Jono Manson è un abitudinario su queste pagine. Fa del sano rock di matrice yankee, con elementi soul inseriti nel tessuto melodico ed ha una voce carica e molto ben impostata.
Under the Stone, il nuovo album, è sicuramente il disco più completo della sua carriera. Jono abbraccia la canzone di matrice americana, con un tuffo rigenerante nelle radici e confeziona cinquanta minuti abbondanti di ottima musica. Sono con lui musicisti più o meno conosciuti su queste pagine come
Kevin Trainor, Sara K, Bobby Sheehan, Eric Shenkman, Tom Adler, Mark Clark e Steve Lindsay.
Scritta da Bruce Donnola, uno degli autori che Jono spesso usa,
This is The Place è una composizione lenta, modulata, che ha una struttura melodica coinvolgente, grazie anche alla doppia voce di Sara K.
Gaslight è una ballata gioiosa dal ritornello immediato: giocata su più voci risente di una rilassatezza compositiva, ha un bell'assolo di chitarra di Kevin Trainor, ed un giro armonico indovinato. Ancora più roots è
Under The Stone, una sorta di viaggio nel passato della musica americana. La canzone ha una atmosfera stile mountain song, con quell'aria old style e le voci all'unisono, con il banjo di Tom Adler che punteggia il suono.
Bluesy e più raccolta è la discorsiva
Walking Down Your Street che, se non è particolarmente originale, si fa apprezzare per l'arrangiamento. Anche Joe Flood è uno degli autori più amati da Jono e
I Don't Wanna Know usa un classico riff anni sessanta per mettere a punto una canzone solida in cui rock e soul vanno a braccetto. Il folk rock aleggia nella piacevole
Will There Be Love cantata con voce languida da Jono, assecondato da un coretto spezzacuori. Il ritornello è tra le cose più riuscite del disco.
On This Ride ha un attacco alla Tom Petty: chitarre, gran voce e melodia diretta: un rock possente che gioca le sue carte su una performance molto solida ed una melodia di sicura presa.
A Dream Undone è invece più semplice, con chitarra e mandolino che si incrociano .
Everybody's Breakdown ci riporta in un ambito rock: chitarre aperte, un organo sul fondo, un riff piacevole ed un testo abbastanza critico nei confronti della società
In The Arms of Only Love assomiglia alle ballate di Jimmy Buffett, bella melodia, giro armonico classico, per un canzone che mette al bando la noia.
Gunhill Road è una rimembranza degli
High Plains Drifters, la band che Jono aveva con John Popper, Bobby Sheehan, Mark Clark ed Erik Shenkman: una song abbastanza nera, leggermente funky.
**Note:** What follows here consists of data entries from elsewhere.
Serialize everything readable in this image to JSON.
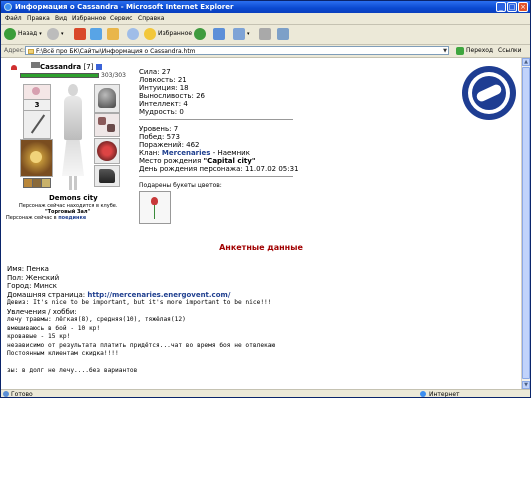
{
  "window": {
    "title": "Информация о Cassandra - Microsoft Internet Explorer"
  },
  "menu": [
    "Файл",
    "Правка",
    "Вид",
    "Избранное",
    "Сервис",
    "Справка"
  ],
  "toolbar": {
    "back": "Назад",
    "favorites": "Избранное"
  },
  "address": {
    "label": "Адрес:",
    "url": "F:\\Всё про БК\\Сайты\\Информация о Cassandra.htm",
    "go": "Переход",
    "links": "Ссылки"
  },
  "char": {
    "name": "Cassandra",
    "level": "[7]",
    "hp": "303/303",
    "city": "Demons city",
    "location_line": "Персонаж сейчас находится в клубе.",
    "room": "\"Торговый Зал\"",
    "fight_prefix": "Персонаж сейчас в",
    "fight_link": "поединке",
    "slot_number": "3"
  },
  "stats": {
    "strength": "Сила: 27",
    "agility": "Ловкость: 21",
    "intuition": "Интуиция: 18",
    "endurance": "Выносливость: 26",
    "intellect": "Интеллект: 4",
    "wisdom": "Мудрость: 0",
    "level": "Уровень: 7",
    "wins": "Побед: 573",
    "losses": "Поражений: 462",
    "clan_label": "Клан:",
    "clan_name": "Mercenaries",
    "clan_rank": "- Наемник",
    "birthplace_label": "Место рождения",
    "birthplace": "\"Capital city\"",
    "birthday": "День рождения персонажа: 11.07.02 05:31",
    "flowers": "Подарены букеты цветов:"
  },
  "profile": {
    "heading": "Анкетные данные",
    "name": "Имя: Пенка",
    "gender": "Пол: Женский",
    "city": "Город: Минск",
    "homepage_label": "Домашняя страница:",
    "homepage": "http://mercenaries.energovent.com/",
    "motto": "Девиз: It's nice to be important, but it's more important to be nice!!!",
    "hobby_label": "Увлечения / хобби:",
    "hobby_lines": [
      "лечу травмы: лёгкая(8), средняя(10), тяжёлая(12)",
      "вмешиваюсь в бой - 10 кр!",
      "кровавые - 15 кр!",
      "независимо от результата платить придётся...чат во время боя не отвлекаю",
      "Постоянным клиентам скидка!!!!",
      "",
      "зы: в долг не лечу....без вариантов"
    ]
  },
  "status": {
    "ready": "Готово",
    "zone": "Интернет"
  },
  "colors": {
    "heading": "#a00000",
    "link": "#1f3f8f",
    "hp_bar": "#2ea02e",
    "titlebar": "#0a49d0"
  }
}
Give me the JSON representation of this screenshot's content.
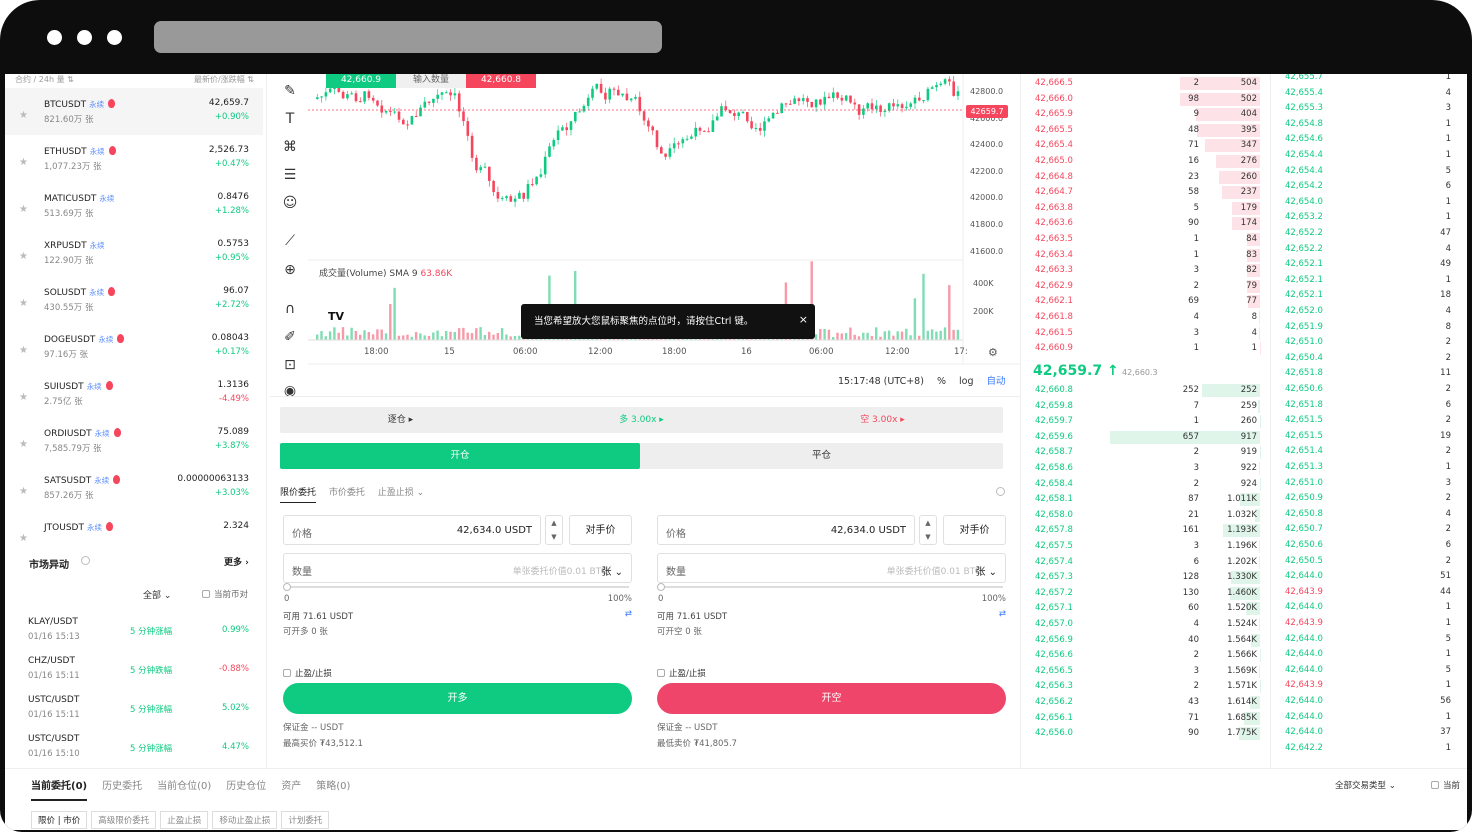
{
  "market_header": {
    "left": "合约 / 24h 量 ⇅",
    "right": "最新价/涨跌幅 ⇅"
  },
  "markets": [
    {
      "symbol": "BTCUSDT",
      "tag": "永续",
      "volume": "821.60万 张",
      "price": "42,659.7",
      "change": "+0.90%",
      "dir": "up",
      "hot": true
    },
    {
      "symbol": "ETHUSDT",
      "tag": "永续",
      "volume": "1,077.23万 张",
      "price": "2,526.73",
      "change": "+0.47%",
      "dir": "up",
      "hot": true
    },
    {
      "symbol": "MATICUSDT",
      "tag": "永续",
      "volume": "513.69万 张",
      "price": "0.8476",
      "change": "+1.28%",
      "dir": "up",
      "hot": false
    },
    {
      "symbol": "XRPUSDT",
      "tag": "永续",
      "volume": "122.90万 张",
      "price": "0.5753",
      "change": "+0.95%",
      "dir": "up",
      "hot": false
    },
    {
      "symbol": "SOLUSDT",
      "tag": "永续",
      "volume": "430.55万 张",
      "price": "96.07",
      "change": "+2.72%",
      "dir": "up",
      "hot": true
    },
    {
      "symbol": "DOGEUSDT",
      "tag": "永续",
      "volume": "97.16万 张",
      "price": "0.08043",
      "change": "+0.17%",
      "dir": "up",
      "hot": true
    },
    {
      "symbol": "SUIUSDT",
      "tag": "永续",
      "volume": "2.75亿 张",
      "price": "1.3136",
      "change": "-4.49%",
      "dir": "down",
      "hot": true
    },
    {
      "symbol": "ORDIUSDT",
      "tag": "永续",
      "volume": "7,585.79万 张",
      "price": "75.089",
      "change": "+3.87%",
      "dir": "up",
      "hot": true
    },
    {
      "symbol": "SATSUSDT",
      "tag": "永续",
      "volume": "857.26万 张",
      "price": "0.00000063133",
      "change": "+3.03%",
      "dir": "up",
      "hot": true
    },
    {
      "symbol": "JTOUSDT",
      "tag": "永续",
      "volume": "",
      "price": "2.324",
      "change": "",
      "dir": "up",
      "hot": true
    }
  ],
  "movers": {
    "title": "市场异动",
    "more": "更多 ›",
    "filter": "全部 ⌄",
    "only_current": "当前币对",
    "rows": [
      {
        "pair": "KLAY/USDT",
        "time": "01/16 15:13",
        "type": "5 分钟涨幅",
        "value": "0.99%",
        "dir": "up"
      },
      {
        "pair": "CHZ/USDT",
        "time": "01/16 15:11",
        "type": "5 分钟跌幅",
        "value": "-0.88%",
        "dir": "down"
      },
      {
        "pair": "USTC/USDT",
        "time": "01/16 15:11",
        "type": "5 分钟涨幅",
        "value": "5.02%",
        "dir": "up"
      },
      {
        "pair": "USTC/USDT",
        "time": "01/16 15:10",
        "type": "5 分钟涨幅",
        "value": "4.47%",
        "dir": "up"
      }
    ]
  },
  "chart": {
    "top_left_value": "42,660.9",
    "top_mid": "输入数量",
    "top_right_value": "42,660.8",
    "y_ticks": [
      "42800.0",
      "42600.0",
      "42400.0",
      "42200.0",
      "42000.0",
      "41800.0",
      "41600.0"
    ],
    "last_price": "42659.7",
    "volume_label": "成交量(Volume) SMA 9",
    "volume_value": "63.86K",
    "vol_ticks": [
      "400K",
      "200K"
    ],
    "x_ticks": [
      "18:00",
      "15",
      "06:00",
      "12:00",
      "18:00",
      "16",
      "06:00",
      "12:00",
      "17:"
    ],
    "tooltip": "当您希望放大您鼠标聚焦的点位时，请按住Ctrl 键。",
    "time": "15:17:48 (UTC+8)",
    "pct": "%",
    "log": "log",
    "auto": "自动",
    "tv_logo": "TV"
  },
  "form": {
    "margin_mode": "逐仓 ▸",
    "long_lev": "多 3.00x ▸",
    "short_lev": "空 3.00x ▸",
    "open": "开仓",
    "close": "平仓",
    "tabs": [
      "限价委托",
      "市价委托",
      "止盈止损 ⌄"
    ],
    "buy": {
      "price_label": "价格",
      "price": "42,634.0  USDT",
      "opp": "对手价",
      "qty_label": "数量",
      "qty_ph": "单张委托价值0.01 BTC",
      "unit": "张 ⌄",
      "min": "0",
      "max": "100%",
      "avail": "可用 71.61 USDT",
      "can": "可开多 0 张",
      "tpsl": "止盈/止损",
      "btn": "开多",
      "margin": "保证金 -- USDT",
      "limit": "最高买价 ₮43,512.1"
    },
    "sell": {
      "price_label": "价格",
      "price": "42,634.0  USDT",
      "opp": "对手价",
      "qty_label": "数量",
      "qty_ph": "单张委托价值0.01 BTC",
      "unit": "张 ⌄",
      "min": "0",
      "max": "100%",
      "avail": "可用 71.61 USDT",
      "can": "可开空 0 张",
      "tpsl": "止盈/止损",
      "btn": "开空",
      "margin": "保证金 -- USDT",
      "limit": "最低卖价 ₮41,805.7"
    }
  },
  "asks": [
    [
      "42,666.5",
      "2",
      "504"
    ],
    [
      "42,666.0",
      "98",
      "502"
    ],
    [
      "42,665.9",
      "9",
      "404"
    ],
    [
      "42,665.5",
      "48",
      "395"
    ],
    [
      "42,665.4",
      "71",
      "347"
    ],
    [
      "42,665.0",
      "16",
      "276"
    ],
    [
      "42,664.8",
      "23",
      "260"
    ],
    [
      "42,664.7",
      "58",
      "237"
    ],
    [
      "42,663.8",
      "5",
      "179"
    ],
    [
      "42,663.6",
      "90",
      "174"
    ],
    [
      "42,663.5",
      "1",
      "84"
    ],
    [
      "42,663.4",
      "1",
      "83"
    ],
    [
      "42,663.3",
      "3",
      "82"
    ],
    [
      "42,662.9",
      "2",
      "79"
    ],
    [
      "42,662.1",
      "69",
      "77"
    ],
    [
      "42,661.8",
      "4",
      "8"
    ],
    [
      "42,661.5",
      "3",
      "4"
    ],
    [
      "42,660.9",
      "1",
      "1"
    ]
  ],
  "mid_price": "42,659.7 ↑",
  "mark_price": "42,660.3",
  "bids": [
    [
      "42,660.8",
      "252",
      "252"
    ],
    [
      "42,659.8",
      "7",
      "259"
    ],
    [
      "42,659.7",
      "1",
      "260"
    ],
    [
      "42,659.6",
      "657",
      "917"
    ],
    [
      "42,658.7",
      "2",
      "919"
    ],
    [
      "42,658.6",
      "3",
      "922"
    ],
    [
      "42,658.4",
      "2",
      "924"
    ],
    [
      "42,658.1",
      "87",
      "1.011K"
    ],
    [
      "42,658.0",
      "21",
      "1.032K"
    ],
    [
      "42,657.8",
      "161",
      "1.193K"
    ],
    [
      "42,657.5",
      "3",
      "1.196K"
    ],
    [
      "42,657.4",
      "6",
      "1.202K"
    ],
    [
      "42,657.3",
      "128",
      "1.330K"
    ],
    [
      "42,657.2",
      "130",
      "1.460K"
    ],
    [
      "42,657.1",
      "60",
      "1.520K"
    ],
    [
      "42,657.0",
      "4",
      "1.524K"
    ],
    [
      "42,656.9",
      "40",
      "1.564K"
    ],
    [
      "42,656.6",
      "2",
      "1.566K"
    ],
    [
      "42,656.5",
      "3",
      "1.569K"
    ],
    [
      "42,656.3",
      "2",
      "1.571K"
    ],
    [
      "42,656.2",
      "43",
      "1.614K"
    ],
    [
      "42,656.1",
      "71",
      "1.685K"
    ],
    [
      "42,656.0",
      "90",
      "1.775K"
    ]
  ],
  "trades": [
    [
      "42,655.7",
      "1",
      "up"
    ],
    [
      "42,655.4",
      "4",
      "up"
    ],
    [
      "42,655.3",
      "3",
      "up"
    ],
    [
      "42,654.8",
      "1",
      "up"
    ],
    [
      "42,654.6",
      "1",
      "up"
    ],
    [
      "42,654.4",
      "1",
      "up"
    ],
    [
      "42,654.4",
      "5",
      "up"
    ],
    [
      "42,654.2",
      "6",
      "up"
    ],
    [
      "42,654.0",
      "1",
      "up"
    ],
    [
      "42,653.2",
      "1",
      "up"
    ],
    [
      "42,652.2",
      "47",
      "up"
    ],
    [
      "42,652.2",
      "4",
      "up"
    ],
    [
      "42,652.1",
      "49",
      "up"
    ],
    [
      "42,652.1",
      "1",
      "up"
    ],
    [
      "42,652.1",
      "18",
      "up"
    ],
    [
      "42,652.0",
      "4",
      "up"
    ],
    [
      "42,651.9",
      "8",
      "up"
    ],
    [
      "42,651.0",
      "2",
      "up"
    ],
    [
      "42,650.4",
      "2",
      "up"
    ],
    [
      "42,651.8",
      "11",
      "up"
    ],
    [
      "42,650.6",
      "2",
      "up"
    ],
    [
      "42,651.8",
      "6",
      "up"
    ],
    [
      "42,651.5",
      "2",
      "up"
    ],
    [
      "42,651.5",
      "19",
      "up"
    ],
    [
      "42,651.4",
      "2",
      "up"
    ],
    [
      "42,651.3",
      "1",
      "up"
    ],
    [
      "42,651.0",
      "3",
      "up"
    ],
    [
      "42,650.9",
      "2",
      "up"
    ],
    [
      "42,650.8",
      "4",
      "up"
    ],
    [
      "42,650.7",
      "2",
      "up"
    ],
    [
      "42,650.6",
      "6",
      "up"
    ],
    [
      "42,650.5",
      "2",
      "up"
    ],
    [
      "42,644.0",
      "51",
      "up"
    ],
    [
      "42,643.9",
      "44",
      "down"
    ],
    [
      "42,644.0",
      "1",
      "up"
    ],
    [
      "42,643.9",
      "1",
      "down"
    ],
    [
      "42,644.0",
      "5",
      "up"
    ],
    [
      "42,644.0",
      "1",
      "up"
    ],
    [
      "42,644.0",
      "5",
      "up"
    ],
    [
      "42,643.9",
      "1",
      "down"
    ],
    [
      "42,644.0",
      "56",
      "up"
    ],
    [
      "42,644.0",
      "1",
      "up"
    ],
    [
      "42,644.0",
      "37",
      "up"
    ],
    [
      "42,642.2",
      "1",
      "up"
    ]
  ],
  "bottom": {
    "tabs": [
      "当前委托(0)",
      "历史委托",
      "当前仓位(0)",
      "历史仓位",
      "资产",
      "策略(0)"
    ],
    "subtabs": [
      "限价 | 市价",
      "高级限价委托",
      "止盈止损",
      "移动止盈止损",
      "计划委托"
    ],
    "right": "全部交易类型 ⌄",
    "right2": "当前"
  }
}
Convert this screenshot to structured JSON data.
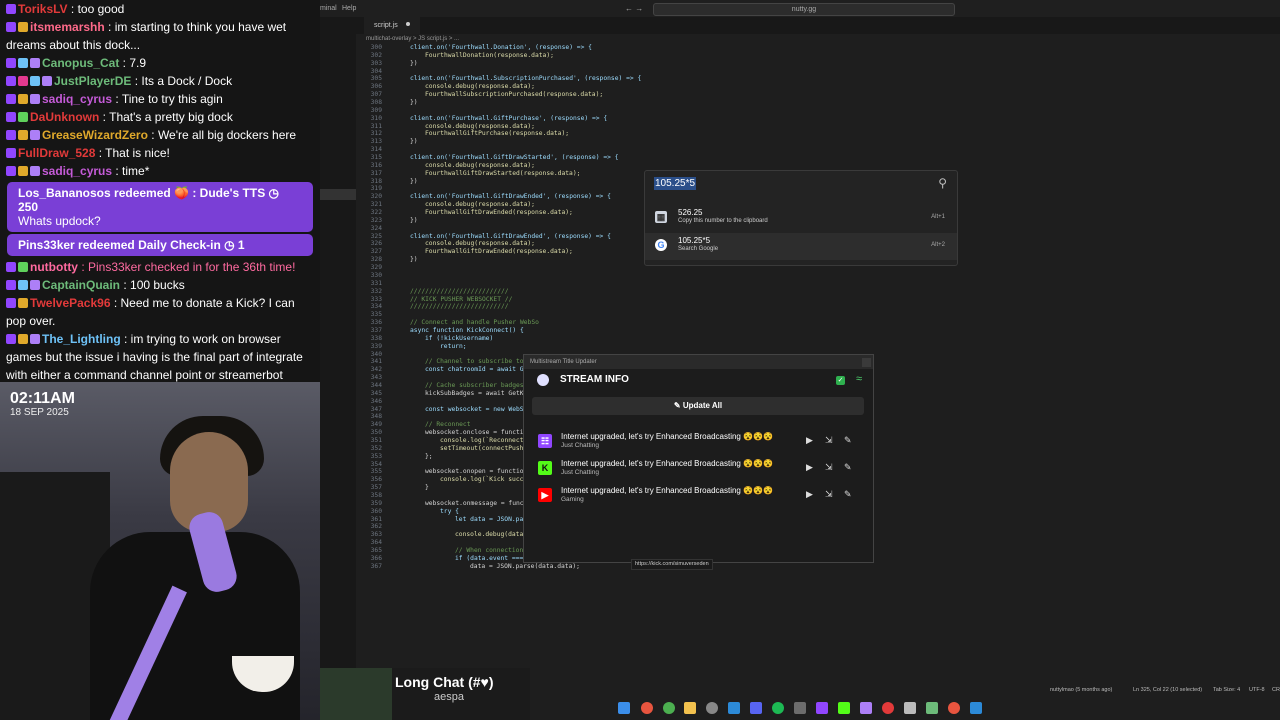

La meno interessante del lotto assieme alla lenta
Magic Mirror, rifacimento di una composizione di
Leon Russell.
The Night Before the Morning After, un rock blues tirato e grintoso, ha forza ed inventiva. Chiusura con la sixties oriented, una soui song di grande presa,
I Got Love che la voce potente di Jono palleggia a meraviglia. La ghost track alla fine del disco è una ripresa, solo voce e banjo, di
Under The Stone che, a detta dell'amico Alessandro, sembra uscita dalle sessions di
0 Brother Where Art Thou? Under The Stone è vario ed offre una gamma di suoni più completa rispetto al passato: il nostro è cresciuto dal punto di vista della scrittura, mentre la voce rimane uno dei suoi punti fermi.